Could it be possible to recharge batteries in seconds rather than hours? That’s a definite ‘yes’ according to MIT engineers after creating an electrical beltway.
Although hooking up a power adapter to a cell phone or iPod -and waiting for what seems like forever for the devices to recharge- is a part of everyday living, wouldn’t it be just grand if those devices could recharge on the fly? Instead of thirty minutes or an hour, they’d power up in ten or fifteen seconds? Cutting down battery recharge time -while saving valuable consumer time- would change the lifestyle of every individual on the face of the planet, whether they’re juicing up Sony’s PlayStation Portable or keeping YouTube on the laptop from blacking out.
For a group of, that’s exactly what they set out to do: re-engineer the surface of lithium iron phosphate to ultimately create an efficient, electrical beltway for lithium ions to use. Because state-of-the art rechargeable batteries have relatively low power rates despite their high energy densities, researchers once thought that lithium ions (and electrons) moved too slowly through the battery material. However, Gerbrand Ceder, the Richard P. Simmons Professor of Materials Science and Engineering, also head of the current project, said that the ions themselves should actually be moving very quickly according to computer calculations. Thus, he concluded that something else was causing the slowdown.

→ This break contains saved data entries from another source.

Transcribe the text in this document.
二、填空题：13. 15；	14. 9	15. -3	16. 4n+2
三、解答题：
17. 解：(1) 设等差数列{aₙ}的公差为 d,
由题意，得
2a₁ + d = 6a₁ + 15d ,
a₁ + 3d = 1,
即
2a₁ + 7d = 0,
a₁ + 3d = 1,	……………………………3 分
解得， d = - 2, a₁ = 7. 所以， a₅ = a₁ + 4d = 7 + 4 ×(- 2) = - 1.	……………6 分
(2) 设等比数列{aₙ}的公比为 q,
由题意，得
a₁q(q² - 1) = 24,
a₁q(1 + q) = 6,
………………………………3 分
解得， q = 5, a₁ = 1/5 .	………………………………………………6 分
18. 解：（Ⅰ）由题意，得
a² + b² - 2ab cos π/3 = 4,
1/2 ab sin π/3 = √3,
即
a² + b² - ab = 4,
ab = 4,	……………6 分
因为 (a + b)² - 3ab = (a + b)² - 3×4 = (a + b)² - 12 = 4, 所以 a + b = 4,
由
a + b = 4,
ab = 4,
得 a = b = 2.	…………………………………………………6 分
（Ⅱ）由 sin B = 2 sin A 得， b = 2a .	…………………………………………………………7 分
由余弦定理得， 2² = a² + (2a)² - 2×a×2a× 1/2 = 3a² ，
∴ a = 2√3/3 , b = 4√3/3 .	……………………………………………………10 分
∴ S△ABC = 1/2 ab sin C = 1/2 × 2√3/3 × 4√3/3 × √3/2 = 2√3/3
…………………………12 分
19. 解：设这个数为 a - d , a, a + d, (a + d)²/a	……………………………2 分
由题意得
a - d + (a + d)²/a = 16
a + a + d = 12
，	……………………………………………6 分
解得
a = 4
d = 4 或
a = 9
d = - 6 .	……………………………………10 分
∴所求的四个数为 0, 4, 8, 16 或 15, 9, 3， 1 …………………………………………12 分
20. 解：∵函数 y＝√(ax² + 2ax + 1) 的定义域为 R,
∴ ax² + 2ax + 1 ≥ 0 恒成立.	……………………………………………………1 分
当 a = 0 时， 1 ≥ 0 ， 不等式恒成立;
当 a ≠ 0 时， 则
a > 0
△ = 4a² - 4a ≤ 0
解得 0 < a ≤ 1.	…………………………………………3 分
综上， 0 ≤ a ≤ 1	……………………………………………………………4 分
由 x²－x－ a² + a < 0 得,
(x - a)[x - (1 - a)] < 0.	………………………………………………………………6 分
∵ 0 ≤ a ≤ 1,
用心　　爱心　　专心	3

Further study showed that the lithium ions indeed moved extremely fast into the battery material, but only by way of surface tunnels if set directly in the path of the lithium ions; those that did not enter surface tunnels did not pass into the material. The new surface created by Ceder and Byoungwoo Kang, a graduate student, allows the lithium ions to move across the material as if on the beltway of a major city, getting off at the next exit -a surface tunnel- rather than halting altogether.

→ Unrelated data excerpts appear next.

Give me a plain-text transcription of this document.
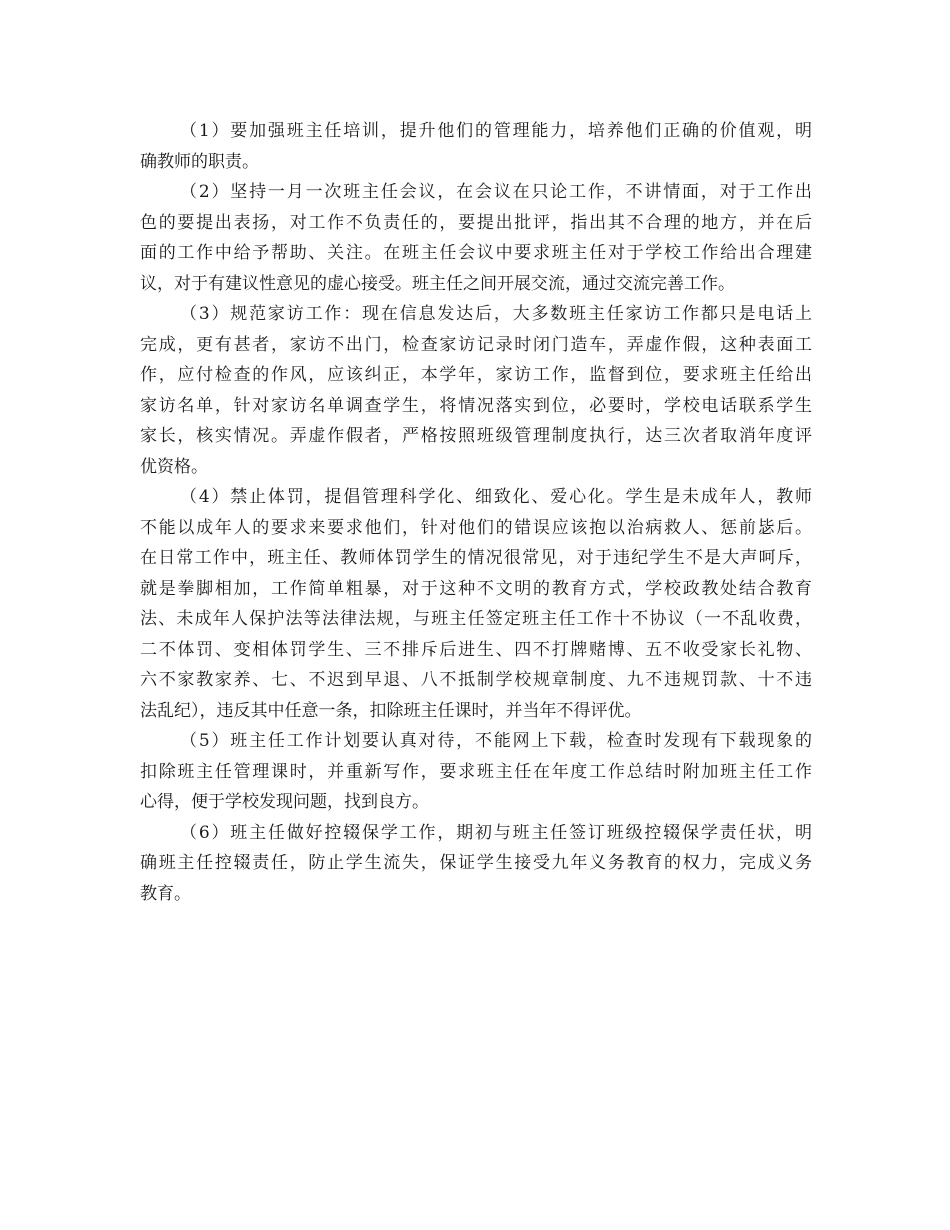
（1）要加强班主任培训，提升他们的管理能力，培养他们正确的价值观，明
确教师的职责。

（2）坚持一月一次班主任会议，在会议在只论工作，不讲情面，对于工作出
色的要提出表扬，对工作不负责任的，要提出批评，指出其不合理的地方，并在后
面的工作中给予帮助、关注。在班主任会议中要求班主任对于学校工作给出合理建
议，对于有建议性意见的虚心接受。班主任之间开展交流，通过交流完善工作。

（3）规范家访工作：现在信息发达后，大多数班主任家访工作都只是电话上
完成，更有甚者，家访不出门，检查家访记录时闭门造车，弄虚作假，这种表面工
作，应付检查的作风，应该纠正，本学年，家访工作，监督到位，要求班主任给出
家访名单，针对家访名单调查学生，将情况落实到位，必要时，学校电话联系学生
家长，核实情况。弄虚作假者，严格按照班级管理制度执行，达三次者取消年度评
优资格。

（4）禁止体罚，提倡管理科学化、细致化、爱心化。学生是未成年人，教师
不能以成年人的要求来要求他们，针对他们的错误应该抱以治病救人、惩前毖后。
在日常工作中，班主任、教师体罚学生的情况很常见，对于违纪学生不是大声呵斥，
就是拳脚相加，工作简单粗暴，对于这种不文明的教育方式，学校政教处结合教育
法、未成年人保护法等法律法规，与班主任签定班主任工作十不协议（一不乱收费，
二不体罚、变相体罚学生、三不排斥后进生、四不打牌赌博、五不收受家长礼物、
六不家教家养、七、不迟到早退、八不抵制学校规章制度、九不违规罚款、十不违
法乱纪），违反其中任意一条，扣除班主任课时，并当年不得评优。

（5）班主任工作计划要认真对待，不能网上下载，检查时发现有下载现象的
扣除班主任管理课时，并重新写作，要求班主任在年度工作总结时附加班主任工作
心得，便于学校发现问题，找到良方。

（6）班主任做好控辍保学工作，期初与班主任签订班级控辍保学责任状，明
确班主任控辍责任，防止学生流失，保证学生接受九年义务教育的权力，完成义务
教育。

By utilizing this newly re-engineered material, Ceder and Kang created a small battery that could be fully recharged or discharged in 10 to 20 seconds- a fraction of the time it takes to recharge a battery cell made from the original, unprocessed material. As an additional benefit, the new material degrades far less than current rechargeable batteries when repeatedly charged and recharged. And because less material is needed for the same end result, consumers would benefit from a lighter, smaller battery.
‘The ability to charge and discharge batteries in a matter of seconds rather than hours may open up new technological applications and induce lifestyle changes,’ Ceder and Kang conclude. Apparently, the re-engineered material can also be applied to electric car batteries although they would be limited to the amount of power available on the consumer’s electric grid.
Still, faster recharge times would make the world a better place. Unfortunately, the re-engineered rechargeable batteries won’t see the light of day -or at least the hands of consumers- for another two or three years.